A desembargadora Carla Rahal, relatora da série de ações que citam pelo menos quarenta auditores fiscais em suposto esquema de propinas bilionárias de gigantes do varejo e do atacado, atribuiu "consequência processual inadmissível" a uma decisão do juiz Thiago Baldani Gomes de Filippo que teria se recusado a decidir sobre um pedido de prisão de Artur 'King' Gomes da Silva Neto - fiscal apontado como o mentor da engrenagem instalada em áreas estratégicas da Receita estadual.

Em junho, Thiago de Filippo, da 1.ª Vara Estadual de Crimes Tributários, Organização Criminosa e Lavagem de Bens e Valores da Capitali, não julgou o pedido contra Artur 'King' formulado por um grupo de promotores do Gedec - braço do Ministério Público que enfrenta delitos de ordem econômica e investiga o caso - sob o argumento de que havia uma determinação para que todo e qualquer procedimento nesse sentido passasse a ser submetido diretamente ao tribunal.

Ante a conduta do magistrado, os promotores ingressaram no gabinete de Carla Rahal com um pedido de 'correição parcial'. Para os promotores que subscrevem a reclamação, ao declinar de sua competência para o caso, o juiz promoveu "inversão tumultuária da marcha processual". Eles entendem que Thiago adotou uma ordem diferente do usual no processo, 'o que pode gerar prejuízos ao caso'.

Quando os promotores pediram a "correição parcial", o Estadão pediu manifestação do tribunal. O espaço está aberto.

Artur "King" foi preso em agosto do ano passado, ocasião em que os promotores desencadearam a Operação Ícaro - primeira de três ofensivas do Ministério Público contra o "fura fila" de créditos tributários liberados em tempo "relâmpago" a favor de empresas que pagavam propinas em larga escala a um grupo de fiscais da Receita estadual.

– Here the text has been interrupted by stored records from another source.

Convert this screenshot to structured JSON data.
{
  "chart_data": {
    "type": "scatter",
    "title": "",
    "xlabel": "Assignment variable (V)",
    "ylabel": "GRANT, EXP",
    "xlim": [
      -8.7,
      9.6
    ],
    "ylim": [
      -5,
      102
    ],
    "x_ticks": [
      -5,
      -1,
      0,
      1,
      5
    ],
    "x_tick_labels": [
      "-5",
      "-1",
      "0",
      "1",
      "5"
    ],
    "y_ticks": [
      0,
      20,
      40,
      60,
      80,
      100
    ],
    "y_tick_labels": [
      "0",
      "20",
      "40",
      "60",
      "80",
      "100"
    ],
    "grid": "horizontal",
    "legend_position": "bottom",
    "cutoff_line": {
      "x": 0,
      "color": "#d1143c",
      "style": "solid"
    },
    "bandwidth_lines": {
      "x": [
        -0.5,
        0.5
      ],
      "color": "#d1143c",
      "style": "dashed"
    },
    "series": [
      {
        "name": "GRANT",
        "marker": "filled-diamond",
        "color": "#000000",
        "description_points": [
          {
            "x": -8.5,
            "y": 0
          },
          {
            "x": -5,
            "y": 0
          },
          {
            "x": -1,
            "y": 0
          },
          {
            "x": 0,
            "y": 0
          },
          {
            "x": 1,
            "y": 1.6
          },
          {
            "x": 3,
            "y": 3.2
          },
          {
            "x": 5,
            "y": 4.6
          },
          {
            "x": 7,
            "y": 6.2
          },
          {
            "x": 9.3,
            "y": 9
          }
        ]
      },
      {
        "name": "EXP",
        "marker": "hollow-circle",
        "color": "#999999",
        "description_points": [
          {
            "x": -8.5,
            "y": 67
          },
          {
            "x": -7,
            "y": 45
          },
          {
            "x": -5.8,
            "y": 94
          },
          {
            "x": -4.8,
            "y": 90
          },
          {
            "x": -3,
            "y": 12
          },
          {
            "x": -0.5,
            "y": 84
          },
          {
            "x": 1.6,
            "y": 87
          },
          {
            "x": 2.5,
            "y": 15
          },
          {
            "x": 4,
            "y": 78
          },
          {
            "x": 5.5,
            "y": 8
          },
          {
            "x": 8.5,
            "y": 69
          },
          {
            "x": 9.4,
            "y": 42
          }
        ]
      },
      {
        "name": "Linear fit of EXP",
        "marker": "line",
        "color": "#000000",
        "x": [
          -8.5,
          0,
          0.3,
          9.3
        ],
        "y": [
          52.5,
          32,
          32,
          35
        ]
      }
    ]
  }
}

Em junho passado, municiados de mais detalhes e provas, os promotores requereram um novo decreto de prisão de "King" - como ele era chamado por executivos de indústrias envolvidas no esquema. O juiz da 1.ª Vara de Crimes Tributários, porém, não decidiu sobre a solicitação do MP.

No bojo da "correição parcial", a desembargadora Rahal - que atua na 11.ª Câmara de Direito Criminal do TJ - anotou que "a interpretação conferida pelo magistrado singular, além de incompatível com o teor da decisão invocada, produz consequência processual inadmissível: a criação de hipótese de incompetência funcional não prevista em lei".

"Em outras palavras, seguiu Carla Rahal, parte-se de premissa inexistente para concluir pela impossibilidade de apreciação do requerimento, esvaziando-se, sem qualquer fundamento normativo, o exercício da jurisdição pelo Juízo competente."

Para a desembargadora, "tal compreensão, se admitida, conduziria à indevida paralisação da atividade jurisdicional sempre que existisse recurso ou medida cautelar pendente perante o Tribunal, transferindo automaticamente à instância revisora a apreciação de todos os fatos supervenientes, ainda que relacionados à condução ordinária do processo de origem".

"Evidentemente, essa não é a sistemática adotada pelo ordenamento jurídico, que preserva as competências próprias de cada órgão jurisdicional, ressalvadas apenas as hipóteses expressamente previstas em lei", assinala a desembargadora.

Segundo ela, não se pode perder de vista que a função constitucional do tribunal consiste, em regra, "no exercício da jurisdição recursal, mediante o reexame de decisões do juiz natural da causa, e não na substituição da atividade jurisdicional originária que compete ao magistrado singular".

Rahal enfatiza que não se trata de simples divergência interpretativa. "O que se verifica é verdadeira recusa ao exercício da jurisdição mediante fundamento que não encontra respaldo nem na decisão invocada nem em qualquer dispositivo legal, circunstância que compromete o dever constitucional de prestação jurisdicional e impede que as partes obtenham resposta judicial sobre requerimento regularmente submetido ao juízo competente." Para ela, isso fere diretamente o artigo 5.º, XXXV, da Constituição Federal.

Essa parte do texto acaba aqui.